The “Lazarus Heist” may sound like the plot of a Hollywood movie, but in 2016, a group of real-life hackers from North Korea calling themselves the “Lazarus Group” planned and executed a nearly perfect US$1 billion raid on Bangladesh’s national bank. The hackers would’ve gotten away with it if it hadn’t been for one little coincidence and a spelling error.
On February 5, 2016, the staff in the Bangladesh Bank detected a printer malfunction that took place on the 10th floor. This was an important step in the “Lazarus Heist.” The function of this piece of equipment was to print out a record of any multi-million dollar transactions into or out of the bank. Bank staff thought it was a typical hardware or software glitch. However, as the printer was rebooted it started printing messages from the New York-based Federal Reserve Bank (the Fed) trying to verify instructions they had received to drain the U.S.-dollar account the Bangladesh Bank had on deposit with them of the entire balance — US$951 million.

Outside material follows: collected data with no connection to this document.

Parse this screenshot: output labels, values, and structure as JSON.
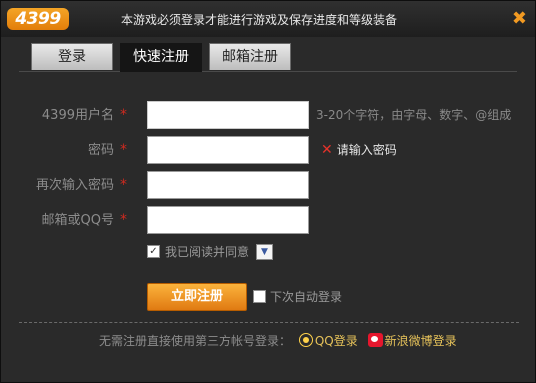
{
  "header": {
    "logo": "4399",
    "title": "本游戏必须登录才能进行游戏及保存进度和等级装备",
    "close": "✖"
  },
  "tabs": [
    {
      "label": "登录",
      "active": false
    },
    {
      "label": "快速注册",
      "active": true
    },
    {
      "label": "邮箱注册",
      "active": false
    }
  ],
  "form": {
    "username": {
      "label": "4399用户名",
      "required": "*",
      "value": "",
      "hint": "3-20个字符，由字母、数字、@组成"
    },
    "password": {
      "label": "密码",
      "required": "*",
      "value": "",
      "error": "请输入密码",
      "error_icon": "✕"
    },
    "confirm": {
      "label": "再次输入密码",
      "required": "*",
      "value": ""
    },
    "email": {
      "label": "邮箱或QQ号",
      "required": "*",
      "value": ""
    },
    "agree": {
      "label": "我已阅读并同意",
      "checked": true,
      "check_mark": "✓",
      "dropdown": "▼"
    },
    "submit": "立即注册",
    "auto_login": {
      "label": "下次自动登录",
      "checked": false
    }
  },
  "third_party": {
    "text": "无需注册直接使用第三方帐号登录：",
    "qq": "QQ登录",
    "weibo": "新浪微博登录"
  },
  "colors": {
    "accent": "#f29a22",
    "error": "#e5322a",
    "link": "#e6c25a"
  }
}
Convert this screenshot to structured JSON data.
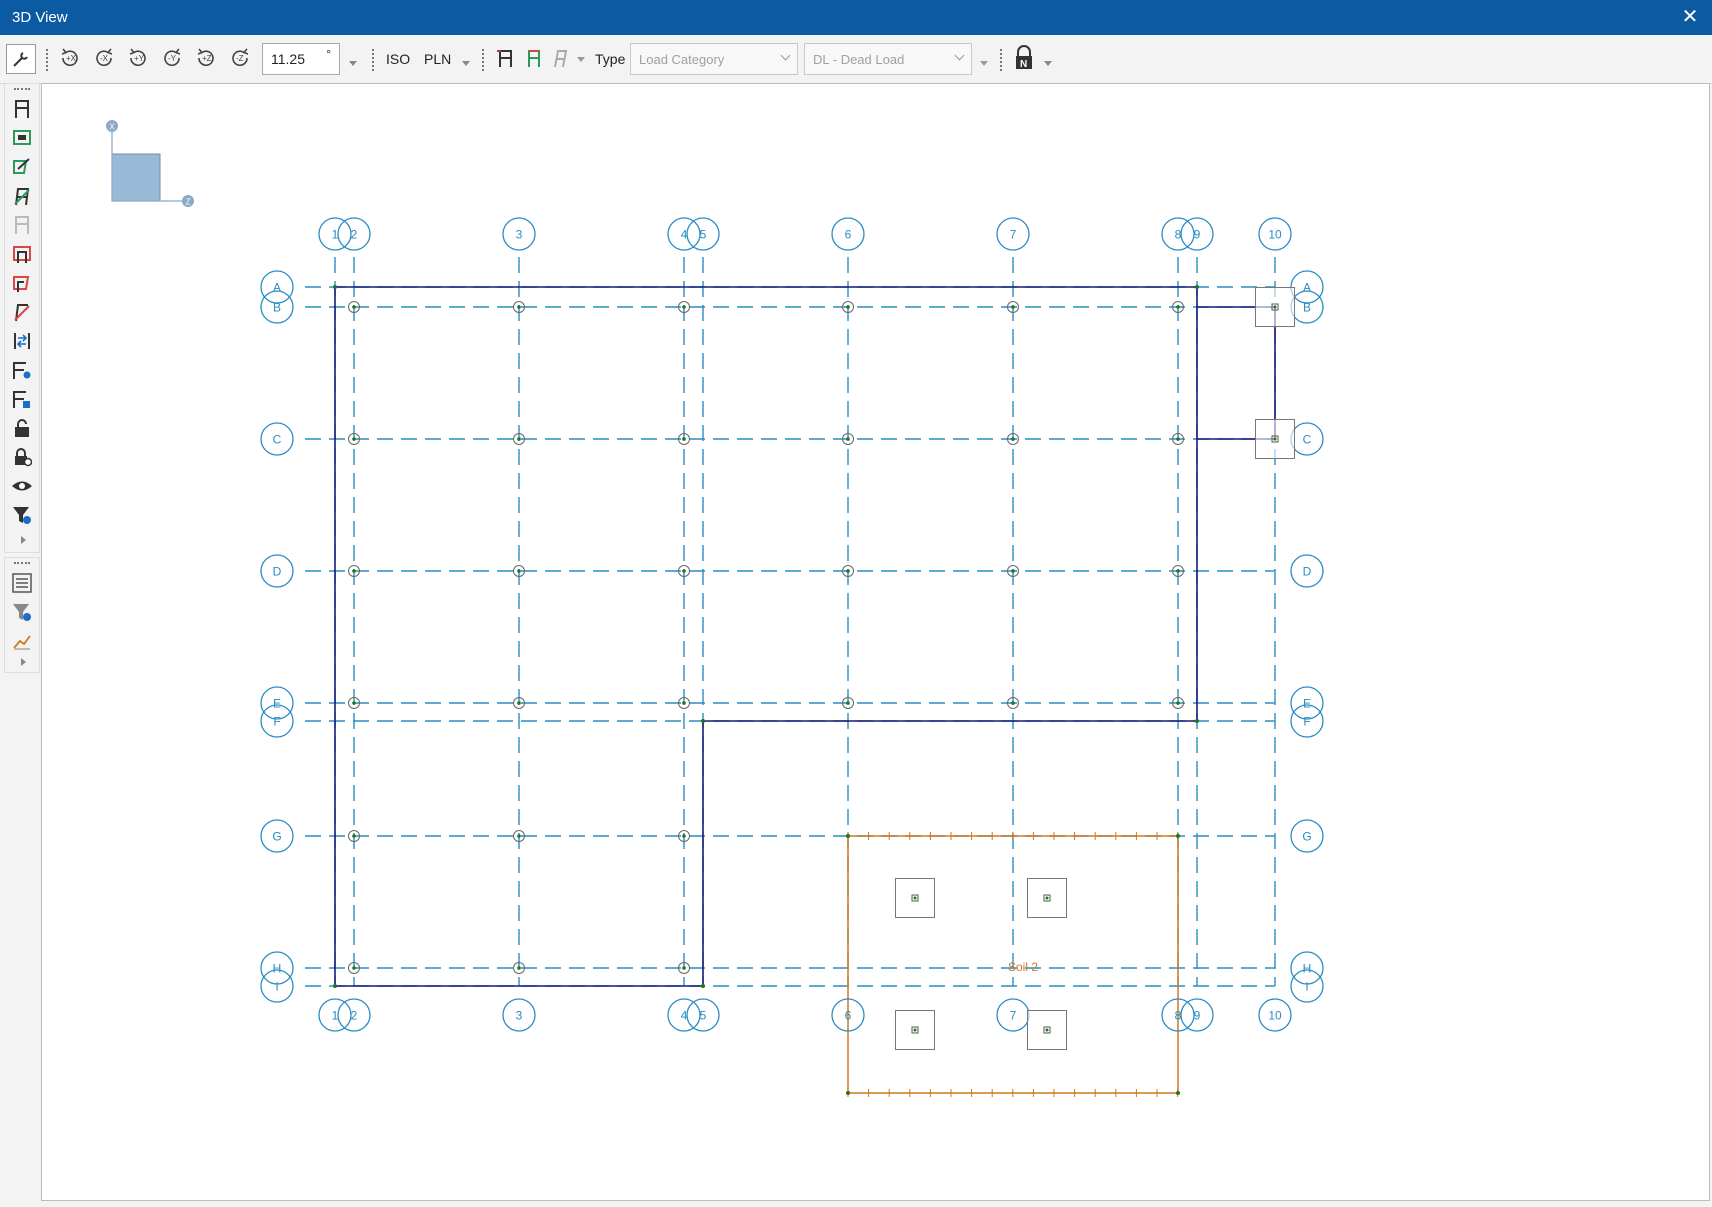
{
  "window": {
    "title": "3D View",
    "close_label": "✕"
  },
  "toolbar": {
    "rotate_buttons": [
      "+X",
      "-X",
      "+Y",
      "-Y",
      "+Z",
      "-Z"
    ],
    "angle_value": "11.25",
    "angle_unit": "°",
    "iso_label": "ISO",
    "pln_label": "PLN",
    "type_label": "Type",
    "load_category_placeholder": "Load Category",
    "load_case_value": "DL - Dead Load",
    "lock_label": "N"
  },
  "axis_triad": {
    "x_label": "X",
    "z_label": "Z"
  },
  "grid": {
    "column_labels": [
      "1",
      "2",
      "3",
      "4",
      "5",
      "6",
      "7",
      "8",
      "9",
      "10"
    ],
    "row_labels": [
      "A",
      "B",
      "C",
      "D",
      "E",
      "F",
      "G",
      "H",
      "I"
    ]
  },
  "soil": {
    "label": "Soil 2"
  },
  "colors": {
    "titlebar": "#0b5aa2",
    "grid_line": "#2a8cc4",
    "slab_outline": "#1a1a7a",
    "soil_outline": "#d07820",
    "node": "#1a7a1a"
  }
}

The bank tried to contact the Fed to get things sorted out, but the hack had been timed so as to make this impossible. The hackers had begun on Thursday evening, February 4, at 8 p.m., knowing that Friday was the beginning of the weekend in Bangladesh and therefore the bank would be closed. Meanwhile, it was Thursday morning in New York, and the Fed would have all day to process the transfer. By the time the bank in Bangladesh could potentially find out about the hack, it would be the weekend in New York, and the Federal Reserve would be closed. On top of that, Monday, February 8, was the first day of the Lunar New Year — a holiday across much of Asia — that hackers hoped would further delay any discovery of the attack.
The Lazarus Heist had been well planned for a long time
The North Korean group had been planning the “Lazarus Heist” for a long time. In January 2015, they sent an email to several bank employees from a supposed job-seeker with a link to a website where his résumé and cover letter could be downloaded. Someone inside the bank clicked on the link, downloaded the documents, and got their computer infected with a virus the hackers used to gain access to the bank’s computer system.
Before attempting to transfer any money, the hackers had to plan out their “escape route.” They set up four accounts with a branch of RCBC in the Philippines, one of the country’s largest banks, and deposited US$500 into them. The bank branch was located in a busy part of Manila, on Jupiter Street.
The final obstacle was the printer on the 10th floor of the main office of the Bangladesh Bank. Since it was being used to provide a paper backup of all multi-million dollar transactions, the hackers had to gain access to its software and disable it. Once they accomplished this, they began carrying out their plan, initiating a series of 35 transfers to the four accounts they had set up in the Philippines, totaling US$951. And that’s when the “Lazarus Heist” got tripped up by a little coincidence.
The bank in the Philippines was on Jupiter Street. At the time, the U.S. had sanctions against an Iranian shipping vessel named Jupiter, so the mere mention of the word was enough to flag the transactions in the Fed’s computer system. Once they were reviewed, most of the payments were stopped. Only five of them, totaling US$101 million, were successful.
The hackers directed US$20 million to a charity in Sri Lanka called the Shalika Foundation, and this is where the spelling error comes into the story. The transfer was set up to go to the Shalika “Fundation.” A bank employee spotted the mistake and reversed the transaction.
Still, the “Lazarus Heist” managed to net the Lazarus Group US$81 million, a lot less than they hoped for, but a devastating blow for Bangladesh.